Ждали еще примерно час.
– За что мне эта ваша стерва нравится, – хмыкнула Анфиса. – За то, что она шатенка.
– Шатенка? Ну и что? – Катя сидела как на иголках. За окном давно уже стемнело. А они все еще в мастерской.
– Сейчас век блондинок. Нарастят себе патлы накладные, и все, как одна, косят под русалок-ундин. Все, ну все осветлились сплошняком. – Анфиса покачала головой, увенчанной темными кудряшками. – Мода-с, надо подчиняться веяниям. А Фаина плевать на веяния хотела. И на «Вог» она давно наплевала, хотя там через номер ее фотки дают. Осталась натуральной шатенкой и заставила этот свой имидж долбаков- имиджмейкеров полюбить так, как она сама себя любит.
– Ты Нарциссом ее назвала в прошлый раз.
– Клинический случай нарциссизма. Я фотограф, Катя. Я такие комплексы и заморочки с лета секу. Таким, как она, важно лишь впечатление, которое они производят, отражение, имидж. А все остальное им до лампочки. От остального они устают. Они скучают и хандрят, когда разговоры ведутся на отвлеченные темы. Они помешаны только на себе, на своей внешности, на своих ощущениях. Чувства других их в крайнем случае забавляют, зажигают на какое-то время. Потом они гаснут. А самое ужасное для них не смерть, нет. Старость. Оттого-то такие, как они, в тридцать семь лет снотворные таблетки пузырьками и глотают. Умирать не страшно – вот их девиз. Страшно стареть, увядать.
– Увядать? Как цветы?
Анфиса внимательно глянула на Катю.
– Повтори-ка еще раз, что ты про ту штуку, которую вы из раны вытащили, говорила. Значит, и у этого Фаининого парня было найдено нечто подобное, как и у тех, других?

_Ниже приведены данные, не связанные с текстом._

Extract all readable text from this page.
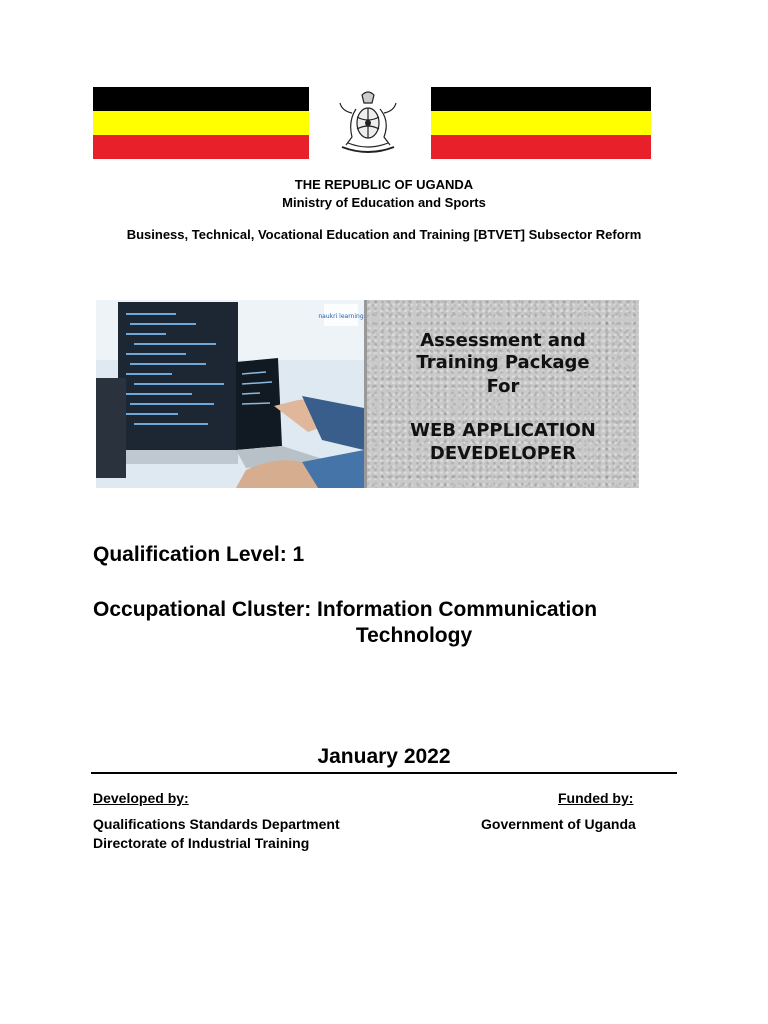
THE REPUBLIC OF UGANDA
Ministry of Education and Sports
Business, Technical, Vocational Education and Training [BTVET] Subsector Reform
naukri learning
Assessment and
Training Package
For
WEB APPLICATION
DEVEDELOPER
Qualification Level: 1
Occupational Cluster: Information Communication
Technology
January 2022
Developed by:	Funded by:
Qualifications Standards Department
Directorate of Industrial Training
Government of Uganda
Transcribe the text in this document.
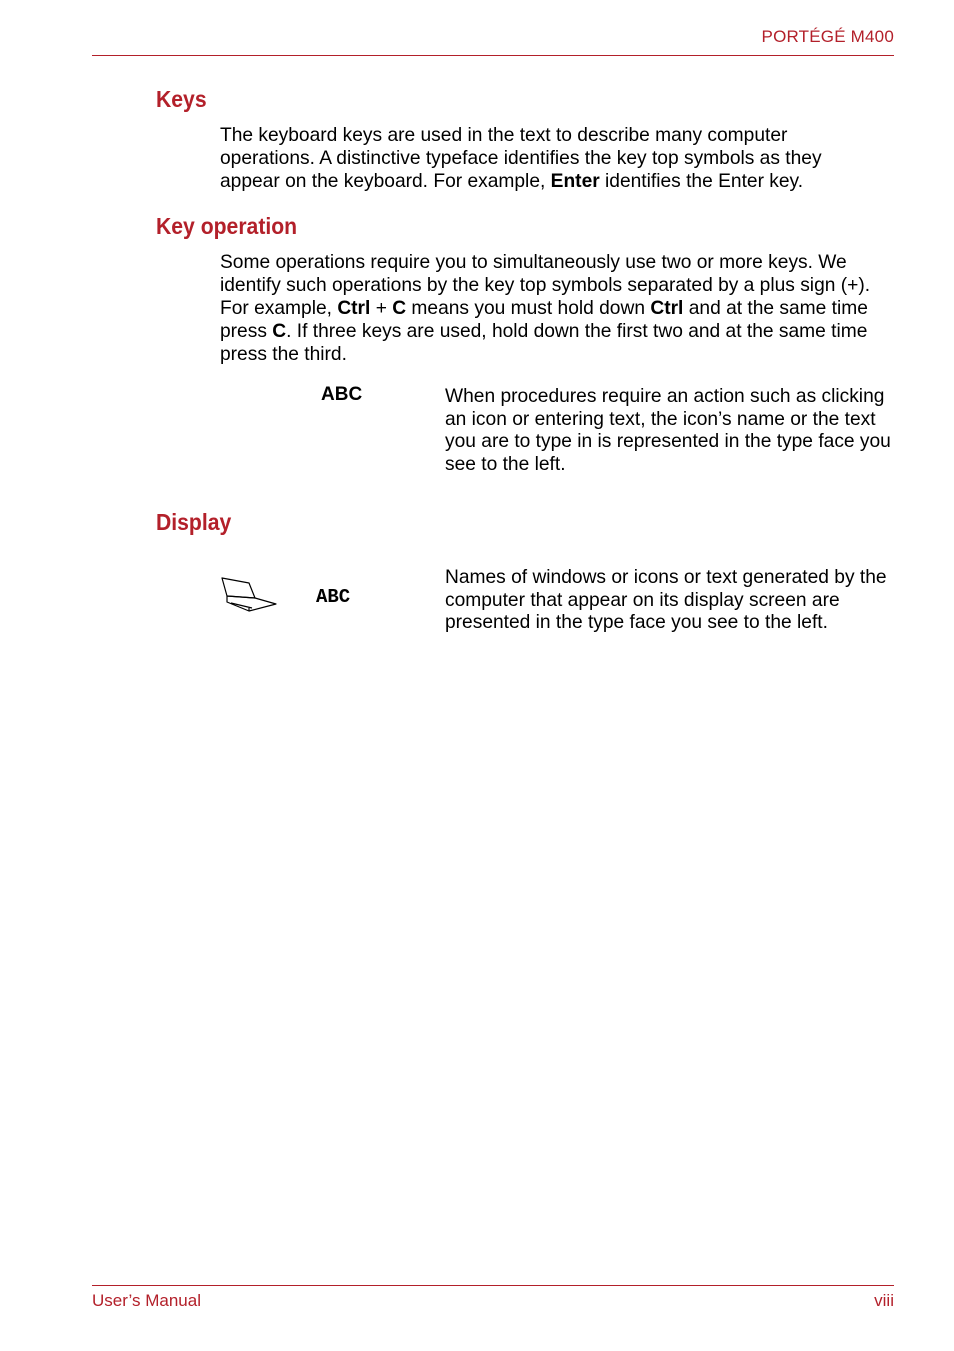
PORTÉGÉ M400
Keys

The keyboard keys are used in the text to describe many computer operations. A distinctive typeface identifies the key top symbols as they appear on the keyboard. For example, Enter identifies the Enter key.

Key operation

Some operations require you to simultaneously use two or more keys. We identify such operations by the key top symbols separated by a plus sign (+). For example, Ctrl + C means you must hold down Ctrl and at the same time press C. If three keys are used, hold down the first two and at the same time press the third.

ABC	When procedures require an action such as clicking an icon or entering text, the icon’s name or the text you are to type in is represented in the type face you see to the left.

Display
ABC

Names of windows or icons or text generated by the computer that appear on its display screen are presented in the type face you see to the left.

User’s Manual	viii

Но Катя не успела ответить. Позвонил тот самый Тигран.
– Так, ясно. В «Метле» ее нет. В «Ле-клуб» она только на Бутмана ходит, а он сегодня не выступает, значит, тоже вычеркиваем, – по ходу разговора комментировала Анфиса. – Тигранчик, ну а… Ага, проверил? Молодец какой. Что, тоже нет? Вот досада-то. А у джазменов… я забыла, как их логово зовется? И там нет? Что? Так что же ты сразу-то не сказал? Он нашел ее, – Анфиса подмигнула Кате, – только решил нас помучить сначала. Где она зависла? Ничего себе! Ну, она и раньше там бывала, она там почти завсегдатай. Тигранчик, солнышко, тысяча поцелуев и обед с меня, ресторан выбираешь сам!
Анфиса торжествующе потрясла телефоном.
– А еще говорят, зачем свободная пресса, – хмыкнула она. – Вот зачем. Все, двинули. Там, вообще-то, жестокий фейс-контроль. Но нас туда пустят.
– Куда мы идем?
– Есть одно местечко в Нововаганьковском. Полузакрытый клубешник. Та еще клоака – в духе «Идиота» и Тинто Брасса. – Анфиса сунула в сумку камеру, в карман диктофон и два мобильника – опять же с фотокамерами.